French President Chirac, who was a young officer in the Algerian War, tried to explain to President Bush what occupying an Arab country was like in 2002:

"According to a senior French official who reviewed a French handwritten transcript of the meeting, Chirac talked not about the risks of the major combat phase of a military campaign, which the French expected to go quickly, but about the perils of the postwar phase, in particular the dangers of underestimating the force of Arab nationalism and the prevalence of violence in a country that had never known democracy. According to the French source, Bush replied that he expected postwar armed resistance from elements connected to Saddam's Baathist regime -- but thought it unlikely that the population as a whole would come to see the U.S. as occupiers. And Chirac, according to the source, told Bush that history would decide who was right."

http://www.isteve.com/Oct04.htm#algiersdvd
5/1/2007 03:00 AM | Unregistered CommenterSteve Sailer
It's "la" guerre, and, for that matter "de Gaulle."
5/1/2007 07:50 AM | Unregistered CommenterSC
Thanks SC- honestly, I'm terrible at blogging.

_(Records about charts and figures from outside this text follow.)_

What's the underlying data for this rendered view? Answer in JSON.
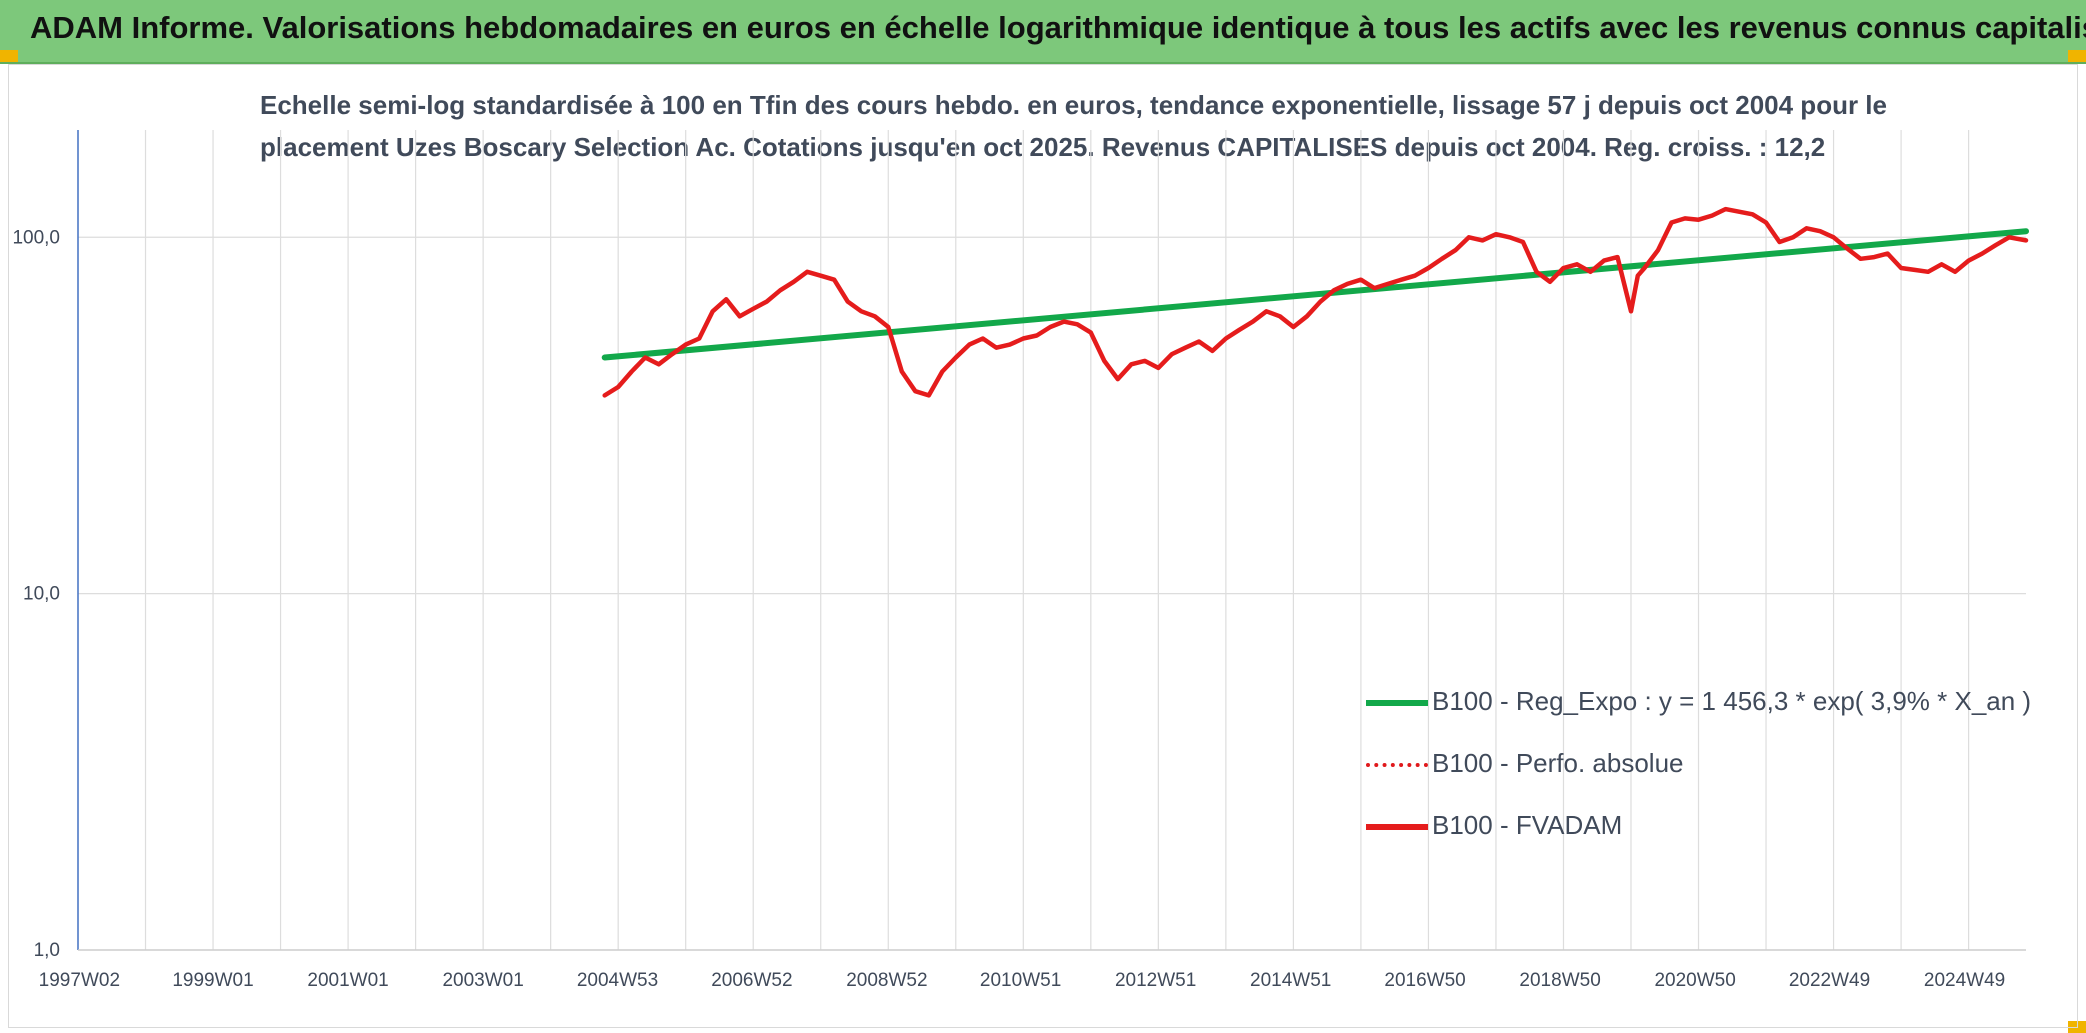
{
  "header": {
    "title": "ADAM Informe. Valorisations hebdomadaires en euros en échelle logarithmique identique à tous les actifs avec les revenus connus capitalisés"
  },
  "colors": {
    "header_bg": "#7dc87b",
    "regression": "#12a84a",
    "series": "#e51c1c",
    "grid": "#dddddd",
    "axis": "#4472c4",
    "corner": "#f0b400"
  },
  "chart_data": {
    "type": "line",
    "title_line1": "Echelle semi-log standardisée à 100 en Tfin des cours hebdo. en euros, tendance exponentielle, lissage 57 j depuis oct 2004 pour le",
    "title_line2": "placement Uzes Boscary Selection Ac. Cotations jusqu'en oct 2025. Revenus CAPITALISES depuis oct 2004. Reg. croiss. : 12,2",
    "y_scale": "log",
    "ylim": [
      1,
      200
    ],
    "xlim": [
      1997.0,
      2025.85
    ],
    "y_tick_labels": [
      "100,0",
      "10,0",
      "1,0"
    ],
    "y_tick_values": [
      100,
      10,
      1
    ],
    "x_tick_labels": [
      "1997W02",
      "1999W01",
      "2001W01",
      "2003W01",
      "2004W53",
      "2006W52",
      "2008W52",
      "2010W51",
      "2012W51",
      "2014W51",
      "2016W50",
      "2018W50",
      "2020W50",
      "2022W49",
      "2024W49"
    ],
    "x_tick_values": [
      1997.02,
      1999.0,
      2001.0,
      2003.0,
      2004.99,
      2006.98,
      2008.98,
      2010.96,
      2012.96,
      2014.96,
      2016.95,
      2018.95,
      2020.95,
      2022.94,
      2024.94
    ],
    "grid": true,
    "legend_position": "bottom-right",
    "legend": [
      "B100 - Reg_Expo : y = 1 456,3 * exp( 3,9% *  X_an )",
      "B100 - Perfo. absolue",
      "B100 - FVADAM"
    ],
    "series": [
      {
        "name": "B100 - Reg_Expo : y = 1 456,3 * exp( 3,9% *  X_an )",
        "style": "solid",
        "color": "#12a84a",
        "x": [
          2004.8,
          2025.85
        ],
        "y": [
          46,
          104
        ]
      },
      {
        "name": "B100 - FVADAM",
        "style": "solid",
        "color": "#e51c1c",
        "x": [
          2004.8,
          2005.0,
          2005.2,
          2005.4,
          2005.6,
          2005.8,
          2006.0,
          2006.2,
          2006.4,
          2006.6,
          2006.8,
          2007.0,
          2007.2,
          2007.4,
          2007.6,
          2007.8,
          2008.0,
          2008.2,
          2008.4,
          2008.6,
          2008.8,
          2009.0,
          2009.2,
          2009.4,
          2009.6,
          2009.8,
          2010.0,
          2010.2,
          2010.4,
          2010.6,
          2010.8,
          2011.0,
          2011.2,
          2011.4,
          2011.6,
          2011.8,
          2012.0,
          2012.2,
          2012.4,
          2012.6,
          2012.8,
          2013.0,
          2013.2,
          2013.4,
          2013.6,
          2013.8,
          2014.0,
          2014.2,
          2014.4,
          2014.6,
          2014.8,
          2015.0,
          2015.2,
          2015.4,
          2015.6,
          2015.8,
          2016.0,
          2016.2,
          2016.4,
          2016.6,
          2016.8,
          2017.0,
          2017.2,
          2017.4,
          2017.6,
          2017.8,
          2018.0,
          2018.2,
          2018.4,
          2018.6,
          2018.8,
          2019.0,
          2019.2,
          2019.4,
          2019.6,
          2019.8,
          2020.0,
          2020.1,
          2020.2,
          2020.4,
          2020.6,
          2020.8,
          2021.0,
          2021.2,
          2021.4,
          2021.6,
          2021.8,
          2022.0,
          2022.2,
          2022.4,
          2022.6,
          2022.8,
          2023.0,
          2023.2,
          2023.4,
          2023.6,
          2023.8,
          2024.0,
          2024.2,
          2024.4,
          2024.6,
          2024.8,
          2025.0,
          2025.2,
          2025.4,
          2025.6,
          2025.85
        ],
        "y": [
          36,
          38,
          42,
          46,
          44,
          47,
          50,
          52,
          62,
          67,
          60,
          63,
          66,
          71,
          75,
          80,
          78,
          76,
          66,
          62,
          60,
          56,
          42,
          37,
          36,
          42,
          46,
          50,
          52,
          49,
          50,
          52,
          53,
          56,
          58,
          57,
          54,
          45,
          40,
          44,
          45,
          43,
          47,
          49,
          51,
          48,
          52,
          55,
          58,
          62,
          60,
          56,
          60,
          66,
          71,
          74,
          76,
          72,
          74,
          76,
          78,
          82,
          87,
          92,
          100,
          98,
          102,
          100,
          97,
          80,
          75,
          82,
          84,
          80,
          86,
          88,
          62,
          78,
          82,
          92,
          110,
          113,
          112,
          115,
          120,
          118,
          116,
          110,
          97,
          100,
          106,
          104,
          100,
          93,
          87,
          88,
          90,
          82,
          81,
          80,
          84,
          80,
          86,
          90,
          95,
          100,
          98
        ]
      }
    ]
  }
}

I tend to write these things after , oh I dunno a 47 hour stretch in which I've only slept for 2 hours. So, I tend to make embarrassing homonym errors and of course- my sense of French is terrible.
5/1/2007 08:29 AM | Registered CommenterMichael Brendan Dougherty
I wrote a couple of blog entries on this subject over the years. In one, I noted that "It's Always 1939 for Neoconservatives." In other words, they only see the threat of pussilanimousness in the face of aggression and never the threat of too much action or too automatic a response to aggression, such as the tumbling dominos that led to WWI.